You will get an email from AWS confirming that your MyNewSandbox account is closed.
Conclusion
It is important to give employees the ability to learn AWS and innovate in the cloud while also managing costs. AWS services and automation will help you achieve both goals. Through this post, we deployed managed AWS sandbox accounts with monthly budget limits through Account Factory Customization in AWS Control Tower. We learned how to use a CloudFormation template to create the services and resources to make a sandbox account, and how to deploy that blueprint to a new account using AWS Control Tower Account Factory.
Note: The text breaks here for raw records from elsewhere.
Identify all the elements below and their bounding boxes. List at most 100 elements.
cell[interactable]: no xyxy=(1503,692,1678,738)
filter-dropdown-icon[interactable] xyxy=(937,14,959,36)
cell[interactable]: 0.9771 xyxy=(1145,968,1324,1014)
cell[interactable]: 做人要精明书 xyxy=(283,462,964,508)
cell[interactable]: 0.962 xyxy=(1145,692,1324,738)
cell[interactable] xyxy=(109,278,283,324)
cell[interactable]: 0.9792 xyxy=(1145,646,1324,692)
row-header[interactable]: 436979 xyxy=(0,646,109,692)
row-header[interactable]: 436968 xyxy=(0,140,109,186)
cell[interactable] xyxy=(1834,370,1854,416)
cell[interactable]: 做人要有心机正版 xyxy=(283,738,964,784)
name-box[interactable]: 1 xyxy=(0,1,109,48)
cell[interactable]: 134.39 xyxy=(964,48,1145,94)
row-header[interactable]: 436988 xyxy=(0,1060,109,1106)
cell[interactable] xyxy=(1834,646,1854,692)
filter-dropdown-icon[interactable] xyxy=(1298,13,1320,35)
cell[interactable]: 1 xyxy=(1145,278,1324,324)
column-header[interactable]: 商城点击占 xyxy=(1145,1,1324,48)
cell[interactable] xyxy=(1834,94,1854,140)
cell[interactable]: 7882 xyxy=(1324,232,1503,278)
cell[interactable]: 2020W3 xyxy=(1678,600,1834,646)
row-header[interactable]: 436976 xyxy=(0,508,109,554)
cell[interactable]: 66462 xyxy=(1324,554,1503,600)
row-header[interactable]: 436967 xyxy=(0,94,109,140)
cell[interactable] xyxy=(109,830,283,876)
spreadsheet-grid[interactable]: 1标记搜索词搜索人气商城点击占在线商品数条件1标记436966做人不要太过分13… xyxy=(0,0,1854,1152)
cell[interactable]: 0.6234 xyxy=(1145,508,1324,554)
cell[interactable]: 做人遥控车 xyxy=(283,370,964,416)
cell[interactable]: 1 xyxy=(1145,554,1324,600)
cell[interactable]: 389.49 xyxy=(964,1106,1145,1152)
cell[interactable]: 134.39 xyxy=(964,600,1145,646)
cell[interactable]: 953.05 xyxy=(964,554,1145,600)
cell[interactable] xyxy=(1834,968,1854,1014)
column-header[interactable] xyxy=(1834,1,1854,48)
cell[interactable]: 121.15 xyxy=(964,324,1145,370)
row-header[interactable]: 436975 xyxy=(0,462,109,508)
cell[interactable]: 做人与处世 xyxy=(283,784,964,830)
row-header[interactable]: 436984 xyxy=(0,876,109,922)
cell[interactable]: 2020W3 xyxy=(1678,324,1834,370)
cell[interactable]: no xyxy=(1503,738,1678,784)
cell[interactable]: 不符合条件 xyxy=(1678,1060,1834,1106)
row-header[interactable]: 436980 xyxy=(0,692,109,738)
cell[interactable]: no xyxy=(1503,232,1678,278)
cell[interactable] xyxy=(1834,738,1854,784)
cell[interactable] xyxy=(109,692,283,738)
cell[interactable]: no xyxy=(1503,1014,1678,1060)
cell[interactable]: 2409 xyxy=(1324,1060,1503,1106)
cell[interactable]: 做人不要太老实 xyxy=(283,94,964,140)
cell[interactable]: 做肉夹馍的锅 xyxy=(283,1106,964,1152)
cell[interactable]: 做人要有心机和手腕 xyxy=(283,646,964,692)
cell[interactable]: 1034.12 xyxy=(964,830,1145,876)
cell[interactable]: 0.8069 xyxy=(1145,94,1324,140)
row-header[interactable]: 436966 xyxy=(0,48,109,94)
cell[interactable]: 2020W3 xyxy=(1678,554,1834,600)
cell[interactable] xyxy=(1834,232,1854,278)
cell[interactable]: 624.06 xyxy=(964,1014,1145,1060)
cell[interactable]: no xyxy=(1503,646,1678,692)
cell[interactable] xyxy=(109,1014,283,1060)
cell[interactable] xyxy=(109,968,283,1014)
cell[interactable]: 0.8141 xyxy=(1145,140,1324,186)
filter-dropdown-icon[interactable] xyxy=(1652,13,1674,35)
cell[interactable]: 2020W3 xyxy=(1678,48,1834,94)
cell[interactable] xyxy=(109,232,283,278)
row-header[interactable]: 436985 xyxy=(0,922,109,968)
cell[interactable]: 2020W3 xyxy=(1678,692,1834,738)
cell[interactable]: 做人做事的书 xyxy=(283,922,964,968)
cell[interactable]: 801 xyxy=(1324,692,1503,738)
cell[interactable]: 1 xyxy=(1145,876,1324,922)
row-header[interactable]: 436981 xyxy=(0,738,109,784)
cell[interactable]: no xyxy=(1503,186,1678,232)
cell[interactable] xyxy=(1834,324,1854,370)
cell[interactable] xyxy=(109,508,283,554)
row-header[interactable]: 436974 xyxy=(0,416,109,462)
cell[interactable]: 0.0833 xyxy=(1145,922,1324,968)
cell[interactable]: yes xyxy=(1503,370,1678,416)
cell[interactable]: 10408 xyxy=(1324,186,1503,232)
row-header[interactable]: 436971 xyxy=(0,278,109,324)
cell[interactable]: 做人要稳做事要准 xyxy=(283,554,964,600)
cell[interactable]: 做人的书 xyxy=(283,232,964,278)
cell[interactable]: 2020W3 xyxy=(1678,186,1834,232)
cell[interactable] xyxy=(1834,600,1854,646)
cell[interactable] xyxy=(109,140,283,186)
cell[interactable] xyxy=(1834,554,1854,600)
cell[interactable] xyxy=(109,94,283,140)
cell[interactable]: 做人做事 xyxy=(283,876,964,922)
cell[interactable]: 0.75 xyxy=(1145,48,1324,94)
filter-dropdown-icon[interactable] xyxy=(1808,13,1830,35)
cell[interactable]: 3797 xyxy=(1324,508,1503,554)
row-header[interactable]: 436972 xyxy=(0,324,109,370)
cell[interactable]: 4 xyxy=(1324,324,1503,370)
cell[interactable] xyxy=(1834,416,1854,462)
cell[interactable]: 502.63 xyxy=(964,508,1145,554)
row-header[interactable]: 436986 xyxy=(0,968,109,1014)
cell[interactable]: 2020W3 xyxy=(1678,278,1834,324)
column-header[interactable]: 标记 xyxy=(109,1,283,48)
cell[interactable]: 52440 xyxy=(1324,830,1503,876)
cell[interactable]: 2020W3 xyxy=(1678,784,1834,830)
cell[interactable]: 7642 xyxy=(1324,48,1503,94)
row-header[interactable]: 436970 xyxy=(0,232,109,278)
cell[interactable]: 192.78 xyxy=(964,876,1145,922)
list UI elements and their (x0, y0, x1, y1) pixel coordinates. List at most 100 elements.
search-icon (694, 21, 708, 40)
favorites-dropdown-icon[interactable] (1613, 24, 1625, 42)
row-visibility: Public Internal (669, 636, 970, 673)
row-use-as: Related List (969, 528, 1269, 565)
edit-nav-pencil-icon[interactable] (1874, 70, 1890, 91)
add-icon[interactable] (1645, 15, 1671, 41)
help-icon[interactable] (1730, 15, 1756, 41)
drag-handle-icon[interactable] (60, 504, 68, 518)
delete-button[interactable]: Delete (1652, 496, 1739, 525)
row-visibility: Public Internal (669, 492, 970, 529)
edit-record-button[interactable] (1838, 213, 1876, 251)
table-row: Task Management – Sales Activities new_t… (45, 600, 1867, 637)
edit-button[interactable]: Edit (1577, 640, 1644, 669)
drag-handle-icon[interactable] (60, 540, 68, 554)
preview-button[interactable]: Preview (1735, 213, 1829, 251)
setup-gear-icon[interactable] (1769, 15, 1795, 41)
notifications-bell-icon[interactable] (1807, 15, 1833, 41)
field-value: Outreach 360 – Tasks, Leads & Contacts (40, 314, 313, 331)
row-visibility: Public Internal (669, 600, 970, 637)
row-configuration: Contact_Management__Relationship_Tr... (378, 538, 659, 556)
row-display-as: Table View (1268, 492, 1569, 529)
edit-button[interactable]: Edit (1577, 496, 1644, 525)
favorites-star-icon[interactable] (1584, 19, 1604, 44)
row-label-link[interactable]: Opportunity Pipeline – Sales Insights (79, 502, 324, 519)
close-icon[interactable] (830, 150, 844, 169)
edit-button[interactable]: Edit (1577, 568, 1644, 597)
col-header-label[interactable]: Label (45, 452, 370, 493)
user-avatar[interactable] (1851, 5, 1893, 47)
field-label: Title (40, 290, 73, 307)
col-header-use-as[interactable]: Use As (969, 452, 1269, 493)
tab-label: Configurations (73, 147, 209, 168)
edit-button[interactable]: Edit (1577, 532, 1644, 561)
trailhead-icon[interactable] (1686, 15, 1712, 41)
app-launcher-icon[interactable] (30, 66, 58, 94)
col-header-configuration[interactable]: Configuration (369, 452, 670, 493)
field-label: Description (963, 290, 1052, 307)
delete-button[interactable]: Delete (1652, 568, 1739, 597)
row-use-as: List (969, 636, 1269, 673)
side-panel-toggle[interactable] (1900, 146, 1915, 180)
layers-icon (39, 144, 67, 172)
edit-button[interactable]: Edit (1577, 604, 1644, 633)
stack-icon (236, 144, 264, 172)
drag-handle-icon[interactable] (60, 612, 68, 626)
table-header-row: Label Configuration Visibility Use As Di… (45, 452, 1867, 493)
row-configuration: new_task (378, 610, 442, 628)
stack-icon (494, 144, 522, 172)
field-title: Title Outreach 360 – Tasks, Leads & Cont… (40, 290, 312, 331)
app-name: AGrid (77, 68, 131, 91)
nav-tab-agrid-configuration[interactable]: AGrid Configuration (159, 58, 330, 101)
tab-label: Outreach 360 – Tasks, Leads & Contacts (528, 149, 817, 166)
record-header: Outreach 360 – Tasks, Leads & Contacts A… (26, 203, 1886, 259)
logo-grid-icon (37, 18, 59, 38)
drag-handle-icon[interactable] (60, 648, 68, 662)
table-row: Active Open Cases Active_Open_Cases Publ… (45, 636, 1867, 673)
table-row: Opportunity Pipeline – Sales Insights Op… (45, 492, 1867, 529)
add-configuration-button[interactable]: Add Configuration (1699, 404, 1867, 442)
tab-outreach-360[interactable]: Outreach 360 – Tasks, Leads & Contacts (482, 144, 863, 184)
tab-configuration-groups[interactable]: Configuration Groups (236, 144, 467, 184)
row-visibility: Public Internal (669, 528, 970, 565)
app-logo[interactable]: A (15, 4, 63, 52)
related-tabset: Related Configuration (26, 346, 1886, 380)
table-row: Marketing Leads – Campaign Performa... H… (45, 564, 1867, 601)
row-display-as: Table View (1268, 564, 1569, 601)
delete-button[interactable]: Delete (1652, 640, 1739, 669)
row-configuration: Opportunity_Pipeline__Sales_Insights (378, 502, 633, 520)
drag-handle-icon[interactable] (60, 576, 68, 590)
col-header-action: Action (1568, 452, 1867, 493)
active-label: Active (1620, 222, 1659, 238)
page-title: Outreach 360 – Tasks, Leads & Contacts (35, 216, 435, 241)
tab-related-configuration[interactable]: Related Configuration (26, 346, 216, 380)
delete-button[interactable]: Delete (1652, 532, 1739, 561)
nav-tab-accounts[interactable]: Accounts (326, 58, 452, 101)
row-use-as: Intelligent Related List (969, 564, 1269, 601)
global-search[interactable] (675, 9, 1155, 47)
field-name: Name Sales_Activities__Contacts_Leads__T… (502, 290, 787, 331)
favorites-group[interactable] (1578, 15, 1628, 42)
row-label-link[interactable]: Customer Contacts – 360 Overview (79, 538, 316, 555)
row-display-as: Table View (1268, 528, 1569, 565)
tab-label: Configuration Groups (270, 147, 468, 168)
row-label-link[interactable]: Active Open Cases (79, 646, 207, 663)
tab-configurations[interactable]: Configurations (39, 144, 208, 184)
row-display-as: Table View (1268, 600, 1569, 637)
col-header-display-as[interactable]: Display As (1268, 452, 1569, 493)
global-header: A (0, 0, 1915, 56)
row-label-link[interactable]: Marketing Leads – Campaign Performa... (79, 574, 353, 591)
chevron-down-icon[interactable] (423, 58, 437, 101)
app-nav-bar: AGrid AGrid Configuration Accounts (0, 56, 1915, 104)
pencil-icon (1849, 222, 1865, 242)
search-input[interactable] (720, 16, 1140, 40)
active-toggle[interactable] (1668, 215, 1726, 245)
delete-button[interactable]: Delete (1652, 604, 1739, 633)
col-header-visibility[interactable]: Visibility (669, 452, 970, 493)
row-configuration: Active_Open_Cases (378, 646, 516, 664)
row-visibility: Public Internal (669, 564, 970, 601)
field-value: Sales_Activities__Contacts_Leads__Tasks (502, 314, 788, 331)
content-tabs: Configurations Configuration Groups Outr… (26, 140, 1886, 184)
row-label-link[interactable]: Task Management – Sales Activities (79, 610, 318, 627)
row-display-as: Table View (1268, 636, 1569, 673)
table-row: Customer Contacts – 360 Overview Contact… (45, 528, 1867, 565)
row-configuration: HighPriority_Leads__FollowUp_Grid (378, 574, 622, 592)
Finally, we validated the sandbox functionality without hitting the budget limit or waiting for the account to reset.
Next steps
If this solution meets the needs for your sandbox account requirement, edit the CloudFormation, Lambda functions, and other resources to your liking and try it in your AWS Control Tower managed landing zone. Now that you understand how Account Factory Customization works, think about other blueprints you could create to customize different AWS account needs for your organization.